V House - Shaun Lockyer Architects

V House - Shaun Lockyer Architects

 

The V House design employs a simple ‘courtyard home’ concept, with the house embracing the irregular-shaped site boundaries to leverage the north-east orientation to the courtyard and connect to the water’s edge on the south (the ‘V’ stemming from the resultant plan form).

The planning creates an entry sequence starting at the street and establishing a transparent spine to the primary living spaces which hug the southern edge of the property. This decision is driven by the desire to create a transparent living pavilion that engages directly with the water’s edge while simultaneously embracing the north-eastern pool and courtyard area. A predominant building form is, in turn, created on the first floor, where the private bedrooms and a snooker / games room enjoy a landscaped roof-top terrace on the northern edge accessible from the courtyard below via a sculptural steel spiral stair.

This main pavilion is deliberately setback from the street to open the north-east corner to the light and garden in turn. The scale of the house is very much compatible with the adjoining homes with the narrow edge of the home presenting to the street and the bulk of the house built to the rear along the south. However, it deliberately subverts the domestic paradigm of small windows and traditional roof form, opting instead for a screened facade and hidden roof forms expressive of a modern, subtropical architecture.

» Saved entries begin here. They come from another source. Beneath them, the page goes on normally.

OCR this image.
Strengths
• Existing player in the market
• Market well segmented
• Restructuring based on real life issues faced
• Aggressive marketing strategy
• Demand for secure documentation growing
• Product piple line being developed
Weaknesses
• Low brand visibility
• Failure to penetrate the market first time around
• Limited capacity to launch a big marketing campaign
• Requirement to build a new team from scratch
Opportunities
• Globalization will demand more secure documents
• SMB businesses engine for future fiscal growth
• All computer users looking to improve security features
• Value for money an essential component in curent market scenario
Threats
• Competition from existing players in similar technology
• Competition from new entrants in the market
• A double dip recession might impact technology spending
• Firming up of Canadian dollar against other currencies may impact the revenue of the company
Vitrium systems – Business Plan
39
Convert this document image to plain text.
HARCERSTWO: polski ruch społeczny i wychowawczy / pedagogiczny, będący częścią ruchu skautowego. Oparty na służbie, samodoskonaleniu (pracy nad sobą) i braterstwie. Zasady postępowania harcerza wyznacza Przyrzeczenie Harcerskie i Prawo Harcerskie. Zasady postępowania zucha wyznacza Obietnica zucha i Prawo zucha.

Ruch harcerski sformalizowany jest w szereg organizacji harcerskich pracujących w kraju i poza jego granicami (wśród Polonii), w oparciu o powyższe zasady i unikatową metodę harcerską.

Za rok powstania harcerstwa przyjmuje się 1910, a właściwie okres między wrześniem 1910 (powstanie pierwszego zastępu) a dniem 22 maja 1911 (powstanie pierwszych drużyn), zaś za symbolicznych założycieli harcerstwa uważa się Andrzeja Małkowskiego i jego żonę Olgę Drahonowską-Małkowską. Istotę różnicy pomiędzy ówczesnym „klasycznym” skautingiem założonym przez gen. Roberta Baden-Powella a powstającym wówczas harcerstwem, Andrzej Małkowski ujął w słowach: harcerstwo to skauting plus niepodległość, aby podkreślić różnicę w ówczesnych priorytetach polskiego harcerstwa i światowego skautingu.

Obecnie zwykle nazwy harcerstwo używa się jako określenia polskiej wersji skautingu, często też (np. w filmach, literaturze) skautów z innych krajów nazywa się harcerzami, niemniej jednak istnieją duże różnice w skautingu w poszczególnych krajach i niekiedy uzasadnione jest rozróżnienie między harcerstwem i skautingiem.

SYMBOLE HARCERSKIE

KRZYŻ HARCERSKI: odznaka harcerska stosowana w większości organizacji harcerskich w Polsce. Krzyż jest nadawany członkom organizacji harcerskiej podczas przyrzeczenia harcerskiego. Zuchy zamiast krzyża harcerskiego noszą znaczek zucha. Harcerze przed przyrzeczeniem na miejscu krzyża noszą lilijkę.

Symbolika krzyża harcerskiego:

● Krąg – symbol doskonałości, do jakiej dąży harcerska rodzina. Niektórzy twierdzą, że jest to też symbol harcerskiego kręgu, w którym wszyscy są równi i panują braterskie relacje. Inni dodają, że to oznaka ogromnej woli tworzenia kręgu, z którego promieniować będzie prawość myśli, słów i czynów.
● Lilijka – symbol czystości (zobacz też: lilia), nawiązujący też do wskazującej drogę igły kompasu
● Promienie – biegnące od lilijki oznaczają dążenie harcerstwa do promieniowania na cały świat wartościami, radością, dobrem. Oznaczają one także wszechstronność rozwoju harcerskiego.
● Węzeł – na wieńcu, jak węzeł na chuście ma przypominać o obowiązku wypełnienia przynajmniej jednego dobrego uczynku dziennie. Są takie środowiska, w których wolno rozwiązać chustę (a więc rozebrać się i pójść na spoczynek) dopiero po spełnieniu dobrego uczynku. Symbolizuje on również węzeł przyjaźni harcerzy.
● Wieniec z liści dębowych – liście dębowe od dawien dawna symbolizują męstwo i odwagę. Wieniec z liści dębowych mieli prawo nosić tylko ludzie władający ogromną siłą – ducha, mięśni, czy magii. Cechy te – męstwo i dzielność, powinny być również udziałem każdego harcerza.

The house instead presents to the street as a stone-clad, heavily-landscaped form in a non-conventional way. The highly animated timber screen presents as a Japanese lantern by night offering a pleasant and warm edge to the public realm. Robust, highly durable materials intended to weather will hopefully offer a more sustainable long-term alternative to the typical housing typology in the area.

This is a robust, hardwearing home intended to gracefully age and limit maintenance. The timber rain screen offers shade, protection and security responding to the sub-tropical context. Deep eaves, excellent cross-flow ventilation, thermal mass and a naturally lighting make for a very sustainable long-term proposition. Solar power, battery storage, low-E glazing, LED lighting and FSC hardwoods complete our approach to creating a relevant and enduring home.

The V House is a holiday house that will become the permanent home for the owners, so it needed to traverse the needs of a flexible and changing brief. The resultant outcome directly responds to their immediate and long-term needs, and while the house is large, it has a human scale and intimacy which allows smaller groups to feel comfortable in the space.